Peut être que, à la lecture de l’Evangile d’aujourd’hui, vous avez cru recevoir dix-sept coups de fouets, les dix-sept verbes à l’impératif prononcé par notre Bon Jésus dans ce texte: « aimez vos ennemis; faites du bien à ceux qui vous haïssent; bénissez ceux qui vous maudissent; priez pour ceux qui vous diffament; si on te frappe sur une joue, présente l’autre; ne refuse pas ta tunique; donne à qui t’enlève ton bien, ne le réclame pas; faites pour les hommes ce que vous voulez qu’ils fassent pour vous; prêtez sans rien attendre; montrez-vous compatissants; ne jugez pas; ne condamnez pas; remettez; donnez»
Saint Bede commente: « Après avoir prédit à ses disciples ce qu’ils pourraient avoir à souffrir de la part de leurs ennemis, il leur apprend maintenant la conduite qu’ils devront tenir à l’égard de ces mêmes ennemis ». Et Saint Jean Chrysostome ajoute: « Il ne dit pas: « Ne haïssez point », mais : « Aimez » et non seulement: « Aimez » mais : « Faites du bien à ceux qui vous haïssent »».

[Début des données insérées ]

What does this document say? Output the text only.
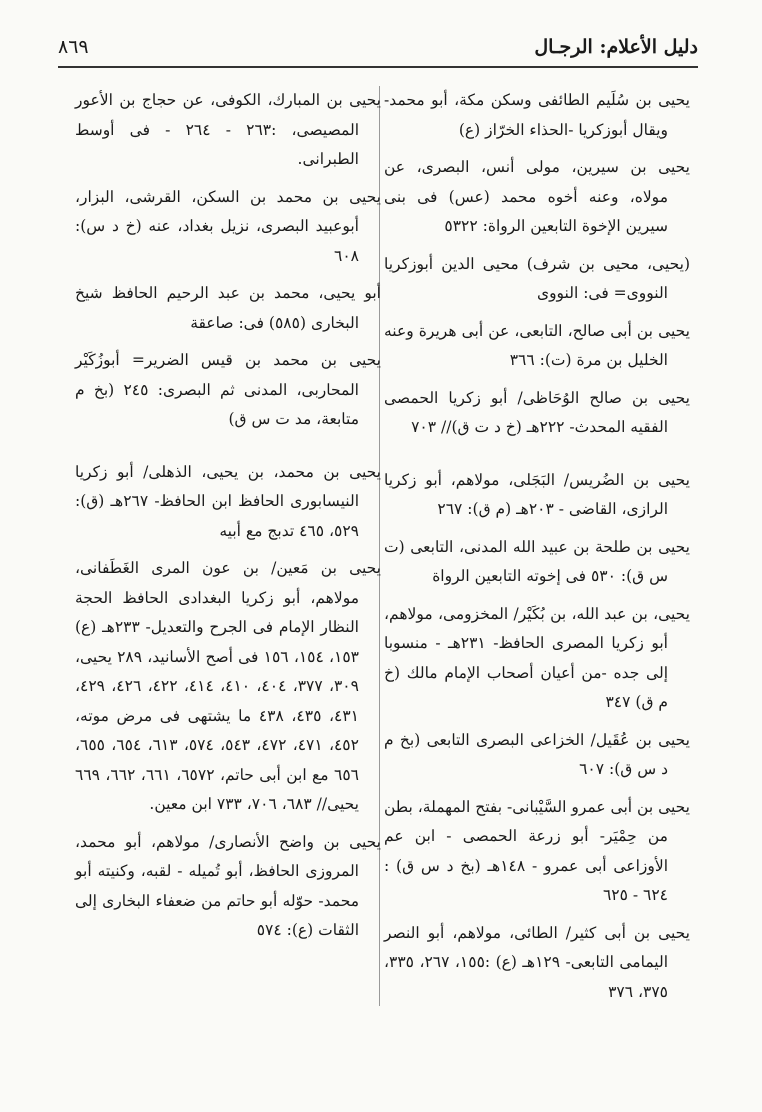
دليل الأعلام: الرجـال
٨٦٩
يحيى بن سُلَيم الطائفى وسكن مكة، أبو محمد- ويقال أبوزكريا -الحذاء الخرّاز (ع)
يحيى بن سيرين، مولى أنس، البصرى، عن مولاه، وعنه أخوه محمد (عس) فى بنى سيرين الإخوة التابعين الرواة: ٥٣٢٢
(يحيى، محيى بن شرف) محيى الدين أبوزكريا النووى= فى: النووى
يحيى بن أبى صالح، التابعى، عن أبى هريرة وعنه الخليل بن مرة (ت): ٣٦٦
يحيى بن صالح الوُحَاظى/ أبو زكريا الحمصى الفقيه المحدث- ٢٢٢هـ (خ د ت ق)// ٧٠٣
يحيى بن الضُريس/ البَجَلى، مولاهم، أبو زكريا الرازى، القاضى - ٢٠٣هـ (م ق): ٢٦٧
يحيى بن طلحة بن عبيد الله المدنى، التابعى (ت س ق): ٥٣٠ فى إخوته التابعين الرواة
يحيى، بن عبد الله، بن بُكَيْر/ المخزومى، مولاهم، أبو زكريا المصرى الحافظ- ٢٣١هـ - منسوبا إلى جده -من أعيان أصحاب الإمام مالك (خ م ق) ٣٤٧
يحيى بن عُقَيل/ الخزاعى البصرى التابعى (بخ م د س ق): ٦٠٧
يحيى بن أبى عمرو السَّيْبانى- بفتح المهملة، بطن من حِمْيَر- أبو زرعة الحمصى - ابن عم الأوزاعى أبى عمرو - ١٤٨هـ (بخ د س ق) : ٦٢٤ - ٦٢٥
يحيى بن أبى كثير/ الطائى، مولاهم، أبو النصر اليمامى التابعى- ١٢٩هـ (ع) :١٥٥، ٢٦٧، ٣٣٥، ٣٧٥، ٣٧٦
يحيى بن المبارك، الكوفى، عن حجاج بن الأعور المصيصى، :٢٦٣ - ٢٦٤ - فى أوسط الطبرانى.
يحيى بن محمد بن السكن، القرشى، البزار، أبوعبيد البصرى، نزيل بغداد، عنه (خ د س): ٦٠٨
أبو يحيى، محمد بن عبد الرحيم الحافظ شيخ البخارى (٥٨٥) فى: صاعقة
يحيى بن محمد بن قيس الضرير= أبوزُكَيْر المحاربى، المدنى ثم البصرى: ٢٤٥ (بخ م متابعة، مد ت س ق)
يحيى بن محمد، بن يحيى، الذهلى/ أبو زكريا النيسابورى الحافظ ابن الحافظ- ٢٦٧هـ (ق): ٥٢٩، ٤٦٥ تدبج مع أبيه
يحيى بن مَعين/ بن عون المرى الغَطَفانى، مولاهم، أبو زكريا البغدادى الحافظ الحجة النظار الإمام فى الجرح والتعديل- ٢٣٣هـ (ع) ١٥٣، ١٥٤، ١٥٦ فى أصح الأسانيد، ٢٨٩ يحيى، ٣٠٩، ٣٧٧، ٤٠٤، ٤١٠، ٤١٤، ٤٢٢، ٤٢٦، ٤٢٩، ٤٣١، ٤٣٥، ٤٣٨ ما يشتهى فى مرض موته، ٤٥٢، ٤٧١، ٤٧٢، ٥٤٣، ٥٧٤، ٦١٣، ٦٥٤، ٦٥٥، ٦٥٦ مع ابن أبى حاتم، ٦٥٧٢، ٦٦١، ٦٦٢، ٦٦٩ يحيى// ٦٨٣، ٧٠٦، ٧٣٣ ابن معين.
يحيى بن واضح الأنصارى/ مولاهم، أبو محمد، المروزى الحافظ، أبو تُميله - لقبه، وكنيته أبو محمد- حوّله أبو حاتم من ضعفاء البخارى إلى الثقات (ع): ٥٧٤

Si nous prenons sérieusement l’Evangile d’aujourd’hui nous ne pouvons pas ne pas être déchiré par ces verbes jaillis de la bouche du Seigneur comme des pierres coupantes:
D’abord parce que il semblerait que si on s’y prend comme çà, il n’y a plus de vie possible en société. Faut-il laisser faire les violents? Faut-il renoncer à combattre l’arrogance de ceux qui nous accusent injustement? A l’heure de la «tolérance zéro», cet Evangile est-il encore à jour? C’est beau les beaux principes, mais il semble inapplicable.
S’ajoute à cela une deuxième souffrance. Nietzsche dénonçait la faiblesse chrétienne, pour lui, le christianisme était la religion de la pitié, il l’accusait d’inviter à la fuite du monde réel, de promouvoir une compassion débilitante, de déviriliser les hommes. La religion chrétienne « préserve ce qui est mûr pour la disparition, elle prend la défense des déshérités et des condamnés de la vie. Par le nombre et la variété des choses manquées qu’elle retient dans la vie, elle donne à la vie elle-même un aspect sombre et douteux » (L’Antéchrist). Et si les chrétiens étaient mous alors qu’ils se croient doux? Est-ce que je vais être le seul au monde à présenter l’autre joue à celui qui m’a frappé?
Et ce n’est pas tout. Il y a une troisième souffrance, la plus personnelle: je ne suis pas un surhomme; je suis faible. Même si j’en reconnais le bien-fondé, ces dix-sept impératifs se dressent devant moi comme un massif montagneux que je veux bien admirer d’en-bas mais que je suis incapable de gravir. J’ai des ennemis, des rancœurs, des histoires de famille qui hantent ma mémoire, des souvenirs qui rongent mon cœur comme les rats rongent les fruits, jusqu’à les vider de leurs substance. Alors pardonner mes ennemis? Donner sans retour? Ne pas juger? Je suis démuni, incapable de le faire.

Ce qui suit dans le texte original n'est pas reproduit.